The Claw Machine
There is a stuffed animal case outside of the restaurant where I work. Some call it a machine, but not me. A machine is something that helps someone complete a task. To me, what sits outside Fenochie’s is just a glass case with a claw inside, which people pay to continuously disappoint them. Fenochie’s is the sort of place you find gourmet pizza and a full bar. It has a few video games in a covered awning out by the parking lot so that adults can forget about their children for a while. Instead of paying a babysitter, they pay the glass case, because the glass case isn’t going to have sex on their couch.
The kids fiddle with the “throttle” and steer the claw toward the toy they want. The claw grabs the toy and then opens on the way back up, dropping the toy back in the pile. This happens every time. The point of the case is to teach people early that you rarely get exactly what you want from life. Life, in fact, is not a well kept vending machine. You don’t put in four quarters and get out the Snickers bar you want every time. You put in six quarters because the first two get lost in the slot, and usually the window gets stuck and you can’t do a damn thing about it.
To make matters worse, you start shaking the thing just as someone enters the doorway, and that person walks away thinking you were trying to steal food. That, or you end up getting 3 more candy bars than you paid for because the thing that weighs the coins malfunctions in your favor. It’s not an input equals output situation. And no one has bothered to explain that to these damn kids.

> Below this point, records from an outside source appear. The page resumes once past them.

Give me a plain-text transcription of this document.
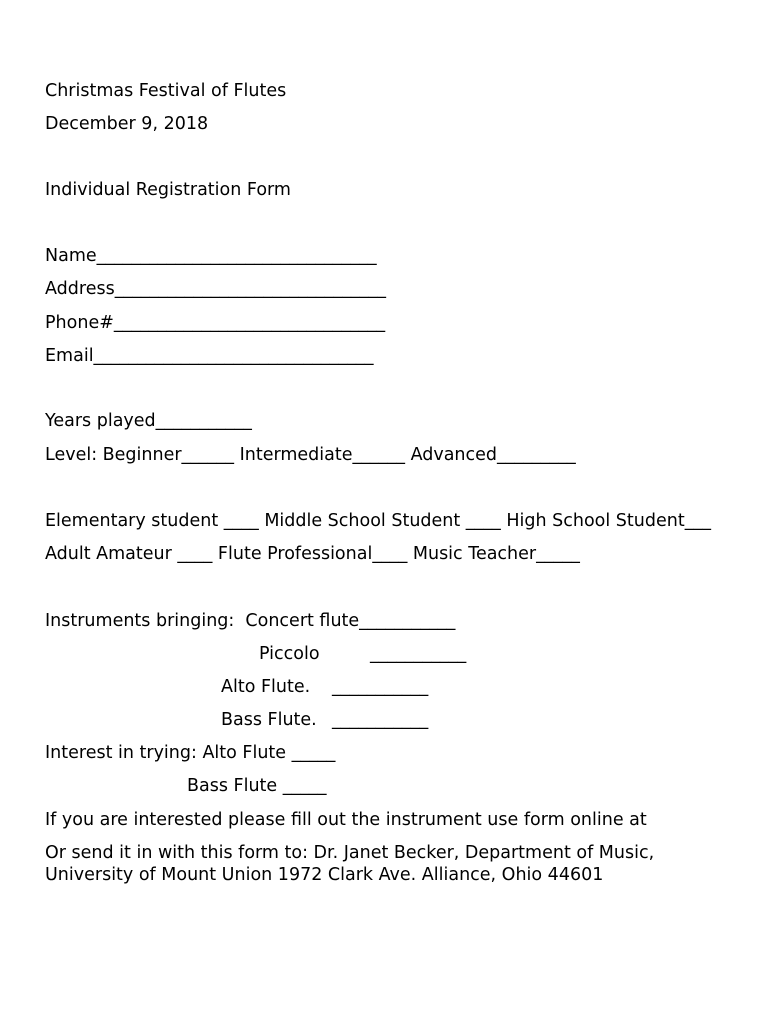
Christmas Festival of Flutes
December 9, 2018
Individual Registration Form
Name________________________________
Address_______________________________
Phone#_______________________________
Email________________________________
Years played___________
Level: Beginner______ Intermediate______ Advanced_________
Elementary student ____ Middle School Student ____ High School Student___
Adult Amateur ____ Flute Professional____ Music Teacher_____
Instruments bringing:  Concert flute___________
Piccolo	___________
Alto Flute. ___________
Bass Flute. ___________
Interest in trying: Alto Flute _____
Bass Flute _____
If you are interested please fill out the instrument use form online at
Or send it in with this form to: Dr. Janet Becker, Department of Music,
University of Mount Union 1972 Clark Ave. Alliance, Ohio 44601
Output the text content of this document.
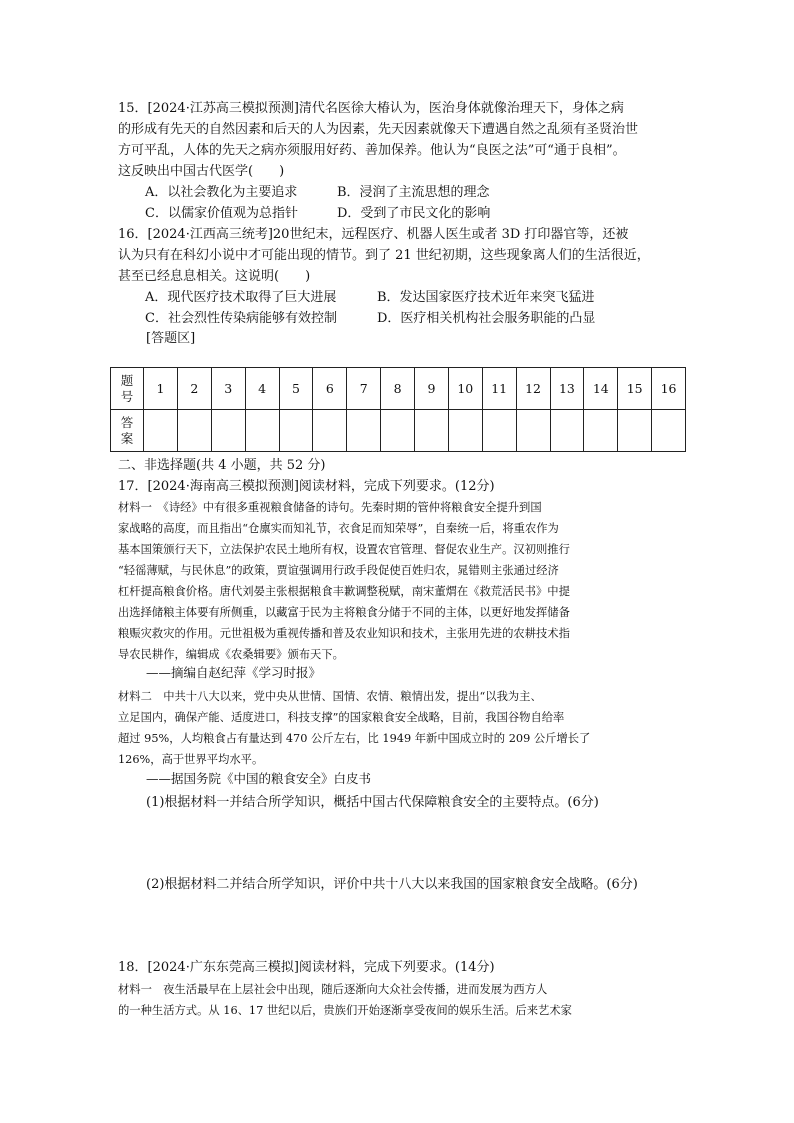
15．[2024·江苏高三模拟预测]清代名医徐大椿认为，医治身体就像治理天下，身体之病
的形成有先天的自然因素和后天的人为因素，先天因素就像天下遭遇自然之乱须有圣贤治世
方可平乱，人体的先天之病亦须服用好药、善加保养。他认为“良医之法”可“通于良相”。
这反映出中国古代医学(　　)
A．以社会教化为主要追求	B．浸润了主流思想的理念
C．以儒家价值观为总指针	D．受到了市民文化的影响
16．[2024·江西高三统考]20世纪末，远程医疗、机器人医生或者 3D 打印器官等，还被
认为只有在科幻小说中才可能出现的情节。到了 21 世纪初期，这些现象离人们的生活很近，
甚至已经息息相关。这说明(　　)
A．现代医疗技术取得了巨大进展	B．发达国家医疗技术近年来突飞猛进
C．社会烈性传染病能够有效控制	D．医疗相关机构社会服务职能的凸显
[答题区]
题
号	1	2	3	4	5	6	7	8	9	10	11	12	13	14	15	16

答
案																

二、非选择题(共 4 小题，共 52 分)
17．[2024·海南高三模拟预测]阅读材料，完成下列要求。(12分)
材料一　《诗经》中有很多重视粮食储备的诗句。先秦时期的管仲将粮食安全提升到国
家战略的高度，而且指出“仓廪实而知礼节，衣食足而知荣辱”，自秦统一后，将重农作为
基本国策颁行天下，立法保护农民土地所有权，设置农官管理、督促农业生产。汉初则推行
“轻徭薄赋，与民休息”的政策，贾谊强调用行政手段促使百姓归农，晁错则主张通过经济
杠杆提高粮食价格。唐代刘晏主张根据粮食丰歉调整税赋，南宋董煟在《救荒活民书》中提
出选择储粮主体要有所侧重，以藏富于民为主将粮食分储于不同的主体，以更好地发挥储备
粮赈灾救灾的作用。元世祖极为重视传播和普及农业知识和技术，主张用先进的农耕技术指
导农民耕作，编辑成《农桑辑要》颁布天下。
——摘编自赵纪萍《学习时报》
材料二　中共十八大以来，党中央从世情、国情、农情、粮情出发，提出“以我为主、
立足国内，确保产能、适度进口，科技支撑”的国家粮食安全战略，目前，我国谷物自给率
超过 95%，人均粮食占有量达到 470 公斤左右，比 1949 年新中国成立时的 209 公斤增长了
126%，高于世界平均水平。
——据国务院《中国的粮食安全》白皮书
(1)根据材料一并结合所学知识，概括中国古代保障粮食安全的主要特点。(6分)
(2)根据材料二并结合所学知识，评价中共十八大以来我国的国家粮食安全战略。(6分)
18．[2024·广东东莞高三模拟]阅读材料，完成下列要求。(14分)
材料一　夜生活最早在上层社会中出现，随后逐渐向大众社会传播，进而发展为西方人
的一种生活方式。从 16、17 世纪以后，贵族们开始逐渐享受夜间的娱乐生活。后来艺术家
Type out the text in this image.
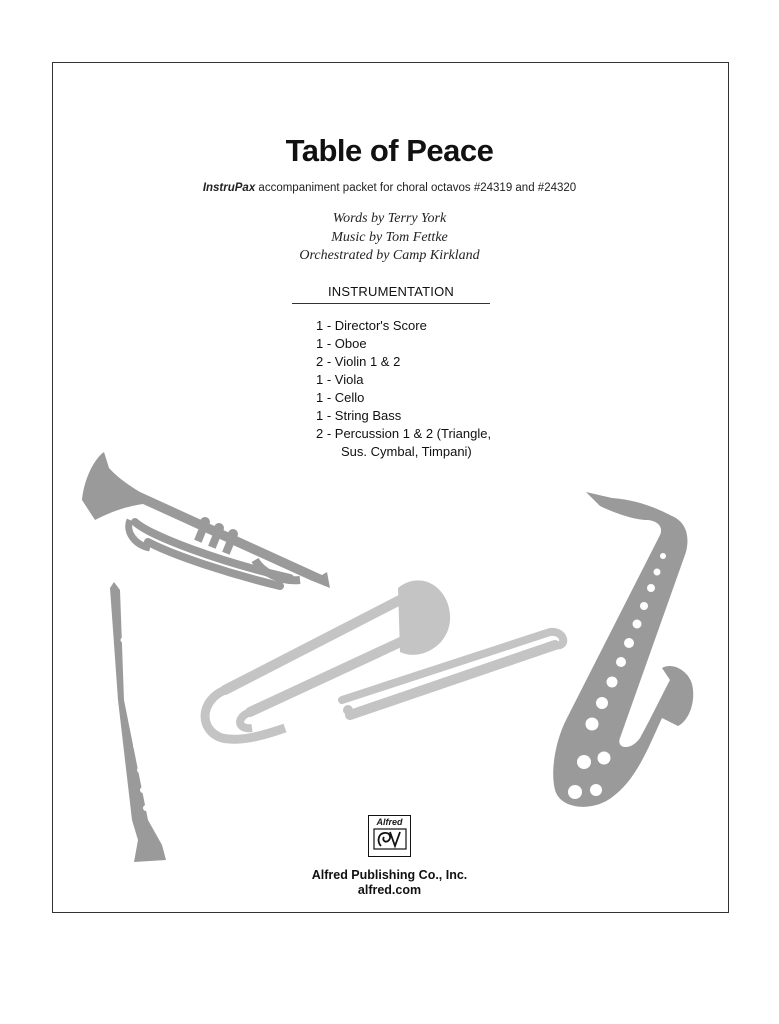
Table of Peace
InstruPax accompaniment packet for choral octavos #24319 and #24320
Words by Terry York
Music by Tom Fettke
Orchestrated by Camp Kirkland
INSTRUMENTATION
1 - Director's Score
1 - Oboe
2 - Violin 1 & 2
1 - Viola
1 - Cello
1 - String Bass
2 - Percussion 1 & 2 (Triangle,
Sus. Cymbal, Timpani)
Alfred
Alfred Publishing Co., Inc.
alfred.com
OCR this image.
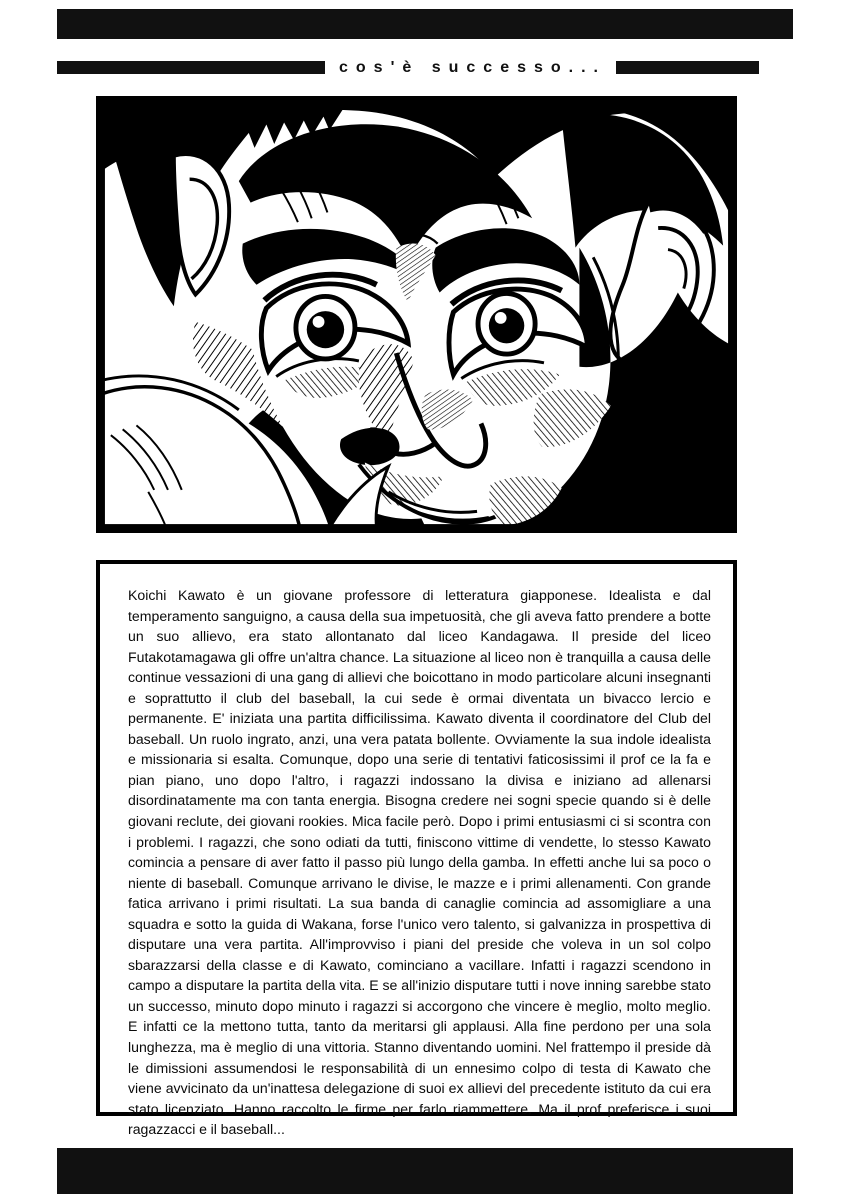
cos'è successo...
Koichi Kawato è un giovane professore di letteratura giapponese. Idealista e dal temperamento sanguigno, a causa della sua impetuosità, che gli aveva fatto prendere a botte un suo allievo, era stato allontanato dal liceo Kandagawa. Il preside del liceo Futakotamagawa gli offre un'altra chance. La situazione al liceo non è tranquilla a causa delle continue vessazioni di una gang di allievi che boicottano in modo particolare alcuni insegnanti e soprattutto il club del baseball, la cui sede è ormai diventata un bivacco lercio e permanente. E' iniziata una partita difficilissima. Kawato diventa il coordinatore del Club del baseball. Un ruolo ingrato, anzi, una vera patata bollente. Ovviamente la sua indole idealista e missionaria si esalta. Comunque, dopo una serie di tentativi faticosissimi il prof ce la fa e pian piano, uno dopo l'altro, i ragazzi indossano la divisa e iniziano ad allenarsi disordinatamente ma con tanta energia. Bisogna credere nei sogni specie quando si è delle giovani reclute, dei giovani rookies. Mica facile però. Dopo i primi entusiasmi ci si scontra con i problemi. I ragazzi, che sono odiati da tutti, finiscono vittime di vendette, lo stesso Kawato comincia a pensare di aver fatto il passo più lungo della gamba. In effetti anche lui sa poco o niente di baseball. Comunque arrivano le divise, le mazze e i primi allenamenti. Con grande fatica arrivano i primi risultati. La sua banda di canaglie comincia ad assomigliare a una squadra e sotto la guida di Wakana, forse l'unico vero talento, si galvanizza in prospettiva di disputare una vera partita. All'improvviso i piani del preside che voleva in un sol colpo sbarazzarsi della classe e di Kawato, cominciano a vacillare. Infatti i ragazzi scendono in campo a disputare la partita della vita. E se all'inizio disputare tutti i nove inning sarebbe stato un successo, minuto dopo minuto i ragazzi si accorgono che vincere è meglio, molto meglio. E infatti ce la mettono tutta, tanto da meritarsi gli applausi. Alla fine perdono per una sola lunghezza, ma è meglio di una vittoria. Stanno diventando uomini. Nel frattempo il preside dà le dimissioni assumendosi le responsabilità di un ennesimo colpo di testa di Kawato che viene avvicinato da un'inattesa delegazione di suoi ex allievi del precedente istituto da cui era stato licenziato. Hanno raccolto le firme per farlo riammettere. Ma il prof preferisce i suoi ragazzacci e il baseball...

This eatery sits with its legs crossed smack in the middle of the sea of high-rent property and capri-panted soccer moms of Mountainview, Alabama. Mountainview is a suburb of Birmingham, which is a suburb of everywhere else, oblivious to everything. Women come in covered in high-dollar workout apparel that’s never seen a drop of sweat or a public gym. They saunter in leopard heels or rhinestone cowboy boots, with David Yurman jewelry and Marc Jacobs purses. They follow their husbands, and well-dressed kids trail behind cashmere pashminas and white linen slacks.
In the doorway, the small ones run straight outside to the covered patio for the games. They’ve already got a twenty in their palm that they got to shut up in the car on the way over. Over the course of cocktails, they’ll resurface a few times, hands cupped, demanding more quarters, more ones, more fives. They don’t need attention, just more money. The adults sip their Long Islands and Gin & T’s, holding out a ten each time a kid walks by.
By the end of each night, there are one or two parents frantically searching for a manager, insisting that we unlock the machine at once because one particular Eva or Christopher needs a yellow bunny from the case, and absolutely will not leave without it. We patiently explain that we don’t have the key to the machine, and that only the maintenance man who refills it monthly can unlock the thing. This frantic father then negotiates a new agreement, insisting that he’s already put forty-eight dollars into the machine trying to get the yellow bunny, and is willing to fork out another twenty-five dollars if we can just get that bunny. At this point, I typically look down at the seven year old who was blue in the face from crying and holding her breath, and try to consider exactly what my own folks might have done to me had I acted even remotely similar in a public place. Then I realize that these sorts of visual thoughts are perhaps too violent for a story like this one. After all, Mountainview is a quaint town that rarely bats an eye. It’s a place where children are raised. And that has always been the case.